Headlines too often proclaim how many Palestinians were killed by Israeli soldiers without noting the context. For example, a recent New York Times story included this sentence: “As the bodies have piled up over the past week — four Israelis killed in two Palestinian attacks, four Palestinians slain by Israeli troops — people here have been nervously debating whether they are witnessing the onset of a third intifada.”

What the article failed to mention in its attempt at even-handed treatment is that three of the four Palestinian fatalities came about when the assailants were murdering Jewish civilians; the fourth, as reported by Camera, the pro-Israel media watchdog, occurred during a violent Palestinian riot when an IDF bullet “aimed at the foot of the riot leader ricocheted off the ground and hit the victim in the chest.”

Descriptions of this new outbreak as another chapter in the longstanding “cycle of violence” are infuriating to many Israelis. In a poignant graveside eulogy for his brother and sister-in-law, Eitam and Naama Henkin, who were shot down in their car in front of their young children, Yagil Henkin asserted “Israel has no war on terror. … And similarly Eitam and Naama were not murdered by a passing car firing at them. These are all methods. Not enemies. Terror is a tool. … Do not fight terror; fight those who dictate it.” (See page 23.)

But the government in Jerusalem is in a bind because Israel is a democracy struggling to ensure the safety of its citizens. Collective punishment, such as imposing curfews on Arab neighborhoods, particularly east Jerusalem, may be effective in the short term for security reasons. But such actions lead to more resentment and sense of inequality within the Arab population.

Whether or not the current situation qualifies as a “third intifada,” the sense of fear and anxiety among Jewish citizens is palpable and real.

The tragic irony here is that this latest outbreak of bloodshed began because of a false rumor that Israel was going to permit Jewish prayer at the Temple Mount. One might well ask why Jews shouldn’t pray at their holiest site. But it was Defense Minister Moshe Dayan’s decision made in the midst of a heady Six-Day War victory in 1967, which brought all of Jerusalem into Jewish hands for the first time in many centuries. Dayan prohibited Jews from praying at the Temple Mount so as to avoid a religious war between Jews and Muslims over access to the spot sacred to both religions.
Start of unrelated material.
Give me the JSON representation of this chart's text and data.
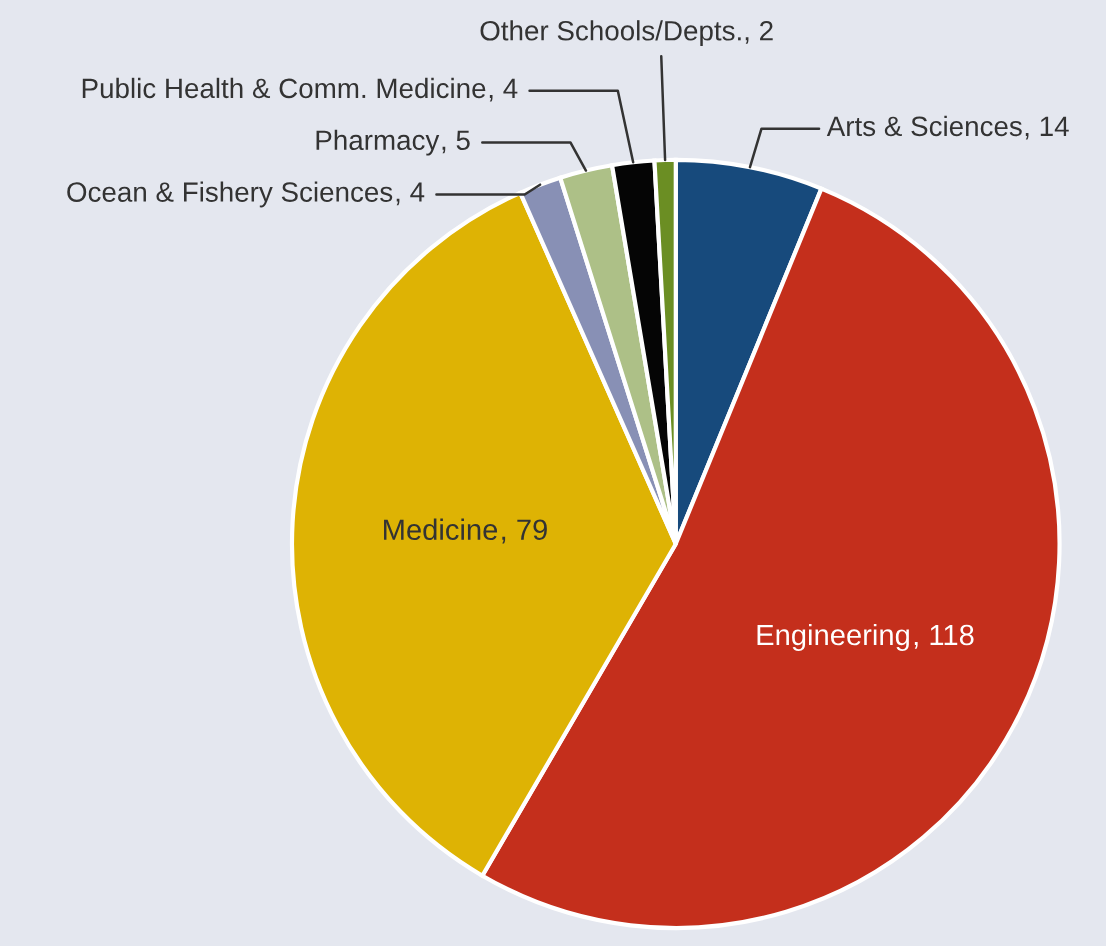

That policy has held fast for almost five decades, a powerful sign of Israeli self-restraint. Yet here we are: Innocent blood is spilled by Palestinians bent on “saving” their mosque from the Jews. And while Palestinian Authority President Mahmoud Abbas has not specifically called for violence, he has made statements in recent weeks that come awfully close, such as: “Al Aqsa mosque is ours. They [Jews] have no right to defile it with their filthy feet.” Or, “We bless every drop of blood spilled for Jerusalem, which is clean and pure blood, blood spilled for Allah.”

Yet Abbas gets a pass from Western leaders while the onus is on Israel — for using force to defend its people under attack and for not pushing harder for negotiations — ignoring the fact that the Palestinian leadership has never shown an authentic willingness to make peace.

We join all decent people in praying for an end to the needless deaths even as we insist on what our Tuesday phone caller demanded: the right of Jews to live securely in their own state.